Toccava a Blanche e a me scoperchiare le pentole di tutte le responsabilità dell'attività del dottor Reinecke Kästner. Volevamo scoprire chi diamine fosse realmente il nostro bisnonno e di quali colpe si fosse macchiato in vita per tormentare tanto il sonno di Blanche con quei maledetti incubi; e sì, perché mi ero convinto anch'io che dietro ai sogni di Blanche ci fosse lui, la sua anima con il rimorso per ciò che evidentemente aveva commesso. Fu nel 2014, dopo l'ultima desecretazione dei documenti da parte dei servizi segreti americani, che Blanche correlò i suoi sogni con l'attività del nostro bisnonno e che prese a considerarli come indizi per conoscere la verità sul suo conto.
Mia sorella non era una schizofrenica allucinata o una folle visionaria o altre assurdità del genere, né tanto meno, come qualcuno potrebbe ipotizzare, era la reincarnazione del nostro bisnonno; se non altro perché questi, con il suo vissuto, avrebbe avuto ben altro karma che rinascere in una fanciulla come Blanche. Mia sorella sapeva di poter escludere queste ipotesi per una verità di ragionamento, di percezione e di fede. Non tutto può avere una spiegazione scientifica, bisogna avere l'umiltà di accettarlo. Certe cose si sentono, sono sedimentate nel nostro inconscio. Ipersensibile e razionale a un tempo, Blanche non dubitò mai della sua salute mentale, né tanto meno io ne dubitai. Entrambi credevamo che il nostro bisnonno avesse scelto l'esperienza onirica come canale di comunicazione con Blanche perché per lei meglio acquisibile, in quanto meno traumatizzante rispetto agli altri canali. Mia sorella non era una medium e rifuggiva dallo spiritismo. La certezza che i suoi sogni non fossero casuali, la fecero smettere di essere clinofobica. Il desiderio di comprendere il significato di ciò che andava sognando prevalse sulla paura. Blanche imparò presto a trattare con la stessa attenzione problemi e coincidenze. In effetti, nel tempo molti nodi vennero al pettine.
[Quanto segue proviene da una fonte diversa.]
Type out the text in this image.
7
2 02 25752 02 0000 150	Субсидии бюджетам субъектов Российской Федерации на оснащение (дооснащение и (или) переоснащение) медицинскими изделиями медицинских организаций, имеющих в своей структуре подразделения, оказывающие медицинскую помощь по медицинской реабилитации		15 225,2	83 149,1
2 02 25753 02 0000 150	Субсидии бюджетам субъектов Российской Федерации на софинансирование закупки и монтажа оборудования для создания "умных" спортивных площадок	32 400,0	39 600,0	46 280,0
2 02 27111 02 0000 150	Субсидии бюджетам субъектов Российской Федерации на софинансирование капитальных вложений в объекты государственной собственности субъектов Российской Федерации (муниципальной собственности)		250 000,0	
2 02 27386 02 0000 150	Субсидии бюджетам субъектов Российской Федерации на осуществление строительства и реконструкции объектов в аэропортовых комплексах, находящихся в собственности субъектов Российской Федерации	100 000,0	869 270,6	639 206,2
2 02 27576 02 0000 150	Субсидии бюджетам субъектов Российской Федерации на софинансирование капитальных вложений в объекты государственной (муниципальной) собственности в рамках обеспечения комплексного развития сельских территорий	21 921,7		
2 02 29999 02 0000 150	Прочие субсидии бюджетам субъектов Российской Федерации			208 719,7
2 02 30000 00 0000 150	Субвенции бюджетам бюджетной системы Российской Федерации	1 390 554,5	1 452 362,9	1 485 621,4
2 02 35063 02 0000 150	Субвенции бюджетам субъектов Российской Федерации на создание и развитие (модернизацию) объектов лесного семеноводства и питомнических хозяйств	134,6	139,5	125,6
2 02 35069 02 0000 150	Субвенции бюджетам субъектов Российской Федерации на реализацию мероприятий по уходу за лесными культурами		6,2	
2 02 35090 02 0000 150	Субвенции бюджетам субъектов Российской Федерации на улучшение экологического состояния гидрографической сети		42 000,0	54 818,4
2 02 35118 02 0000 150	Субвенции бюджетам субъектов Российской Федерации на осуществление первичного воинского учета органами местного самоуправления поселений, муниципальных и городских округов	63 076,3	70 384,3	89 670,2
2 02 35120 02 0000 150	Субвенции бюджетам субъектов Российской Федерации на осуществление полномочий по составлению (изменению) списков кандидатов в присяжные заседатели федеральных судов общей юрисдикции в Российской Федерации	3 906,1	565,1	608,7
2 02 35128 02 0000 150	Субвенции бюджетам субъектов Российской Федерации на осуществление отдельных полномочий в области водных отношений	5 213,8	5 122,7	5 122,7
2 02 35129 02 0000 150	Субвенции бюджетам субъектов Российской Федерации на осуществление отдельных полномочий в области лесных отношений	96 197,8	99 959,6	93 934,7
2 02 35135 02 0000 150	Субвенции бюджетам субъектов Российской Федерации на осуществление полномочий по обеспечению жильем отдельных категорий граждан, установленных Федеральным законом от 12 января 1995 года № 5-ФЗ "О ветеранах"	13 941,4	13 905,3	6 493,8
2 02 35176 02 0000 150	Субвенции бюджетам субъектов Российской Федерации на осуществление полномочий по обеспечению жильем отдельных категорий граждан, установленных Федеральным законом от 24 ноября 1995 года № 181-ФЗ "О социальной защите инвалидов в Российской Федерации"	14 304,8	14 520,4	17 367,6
Che cosa possedevamo per la nostra ricerca? Un'agenda appartenuta al nostro bisnonno, una documentazione accumulata in anni di ricerche e studi e, appunto, il rilevante patrimonio onirico di mia sorella.
A seguito di un incubo che perseguitava Blanche in modo particolarmente insistente, e cioè la visione di un tunnel arancione, nel 2020 mia sorella ed io decidemmo di dare avvio alle nostre indagini.